Queues like Kafka can be great for a certain class of solution, but I see them over used.
The justification is usually a sort of handwave about scaling, but I tend to be skeptical of that argument.
I remember in the early 2000's writing a system that handled all of the consumer equipment orders and returns for Verizon, pick pack and ship and advanced billing integration with the ILEC phone bill, credit systems, IVR, etc... On a PII class server running SQL server stored procedures and a .net UI.
In 2009, I was processing a TB per month of 837 claims on even worse hardware.
Not that long ago, I saw a post on HN where a Casio calculator was handling the front page traffic.
My point is that even modest hardware has the capability to handle massive loads when the software is designed properly.
Kafka and it's ilk are great for certain use cases, but it's normally a mistake to start out with it unless you're really sure you know what you're doing.
CQRS and data-bus/event sourced systems can be tricky to get right, and you lose a lot when you go to async processing, especially when submitting transactions from a user-facing app.
Inevitably you have to create some sort of polling or server push mechanism to update the UI, and the number of edge cases that can bite you are vast.
Kafka's not a message queue, it's a distributed log.
The main advantage of Kafka is that you can:
1. Write a shitload of data to it fast
2. Experience a cluster failure or degradation with low risk of data loss
3. Retain absolute ordering, with caveats, if you're careful.
4. Run large numbers of concurrent consumers without imposing significant overhead on the cluster
That's pretty much it.

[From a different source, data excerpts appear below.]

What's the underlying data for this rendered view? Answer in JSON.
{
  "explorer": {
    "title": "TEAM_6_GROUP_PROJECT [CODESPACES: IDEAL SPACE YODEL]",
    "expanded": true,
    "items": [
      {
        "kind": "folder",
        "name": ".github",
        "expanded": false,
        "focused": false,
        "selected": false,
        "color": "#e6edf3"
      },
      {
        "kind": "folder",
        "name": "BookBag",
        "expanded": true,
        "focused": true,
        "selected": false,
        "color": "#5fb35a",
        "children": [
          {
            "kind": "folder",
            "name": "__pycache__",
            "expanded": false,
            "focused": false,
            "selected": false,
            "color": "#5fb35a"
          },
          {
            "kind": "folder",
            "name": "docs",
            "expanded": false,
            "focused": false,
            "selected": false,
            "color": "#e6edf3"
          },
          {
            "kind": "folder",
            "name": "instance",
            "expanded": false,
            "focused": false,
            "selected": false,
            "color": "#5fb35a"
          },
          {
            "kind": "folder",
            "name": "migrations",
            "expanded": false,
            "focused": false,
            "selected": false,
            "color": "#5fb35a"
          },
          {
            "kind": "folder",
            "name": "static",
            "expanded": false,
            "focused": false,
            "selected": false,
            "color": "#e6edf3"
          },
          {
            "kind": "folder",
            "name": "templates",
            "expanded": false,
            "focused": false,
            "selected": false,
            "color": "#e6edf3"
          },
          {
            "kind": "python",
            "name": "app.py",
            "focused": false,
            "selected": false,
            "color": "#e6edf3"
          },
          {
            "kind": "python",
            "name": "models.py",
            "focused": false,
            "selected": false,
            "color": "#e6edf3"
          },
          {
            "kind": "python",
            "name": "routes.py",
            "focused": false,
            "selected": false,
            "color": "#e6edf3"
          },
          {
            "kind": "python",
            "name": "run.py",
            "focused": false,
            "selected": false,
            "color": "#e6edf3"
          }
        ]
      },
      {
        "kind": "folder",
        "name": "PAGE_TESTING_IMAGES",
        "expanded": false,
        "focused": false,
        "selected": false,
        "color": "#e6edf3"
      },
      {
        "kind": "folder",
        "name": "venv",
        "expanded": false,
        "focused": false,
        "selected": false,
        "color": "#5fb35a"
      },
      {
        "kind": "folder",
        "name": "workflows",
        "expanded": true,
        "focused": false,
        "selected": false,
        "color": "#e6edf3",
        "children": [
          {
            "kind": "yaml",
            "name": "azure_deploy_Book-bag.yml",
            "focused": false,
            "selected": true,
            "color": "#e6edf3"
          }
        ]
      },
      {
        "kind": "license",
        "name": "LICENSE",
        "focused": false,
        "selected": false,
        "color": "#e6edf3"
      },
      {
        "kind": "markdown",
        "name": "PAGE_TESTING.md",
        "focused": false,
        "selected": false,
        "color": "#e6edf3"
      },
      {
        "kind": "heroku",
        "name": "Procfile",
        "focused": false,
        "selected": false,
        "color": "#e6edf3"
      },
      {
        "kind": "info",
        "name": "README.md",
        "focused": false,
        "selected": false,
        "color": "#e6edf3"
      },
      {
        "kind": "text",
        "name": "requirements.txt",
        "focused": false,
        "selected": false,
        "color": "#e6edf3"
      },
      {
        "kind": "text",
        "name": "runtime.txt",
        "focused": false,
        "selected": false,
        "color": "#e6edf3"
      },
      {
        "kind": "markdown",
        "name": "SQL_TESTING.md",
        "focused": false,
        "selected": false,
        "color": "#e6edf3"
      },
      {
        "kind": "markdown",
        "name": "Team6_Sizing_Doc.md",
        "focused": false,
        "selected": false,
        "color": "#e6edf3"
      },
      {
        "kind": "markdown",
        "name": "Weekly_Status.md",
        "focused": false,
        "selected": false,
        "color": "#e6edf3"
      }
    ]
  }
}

I've made a good career the last few years out of Kafka, but there are _so_ many companies using it that don't need it, and what strikes me as passing odd is when I've been consulting on their Kafka adoption and tell them that, they don't want to hear it.
Which is really weird IMO because I stand to make far more money by encouraging them to use it unnecessarily because...
...Kafka is a complex solution to a complicated problem, and often people using it don't have the sheer scale of data that would necessitate taking on that complexity.
> In 2009, I was processing a TB per month of 837 claims on even worse hardware.
Kafka starts to shine when you're creating X TiB of data a day, and would like not to lose it.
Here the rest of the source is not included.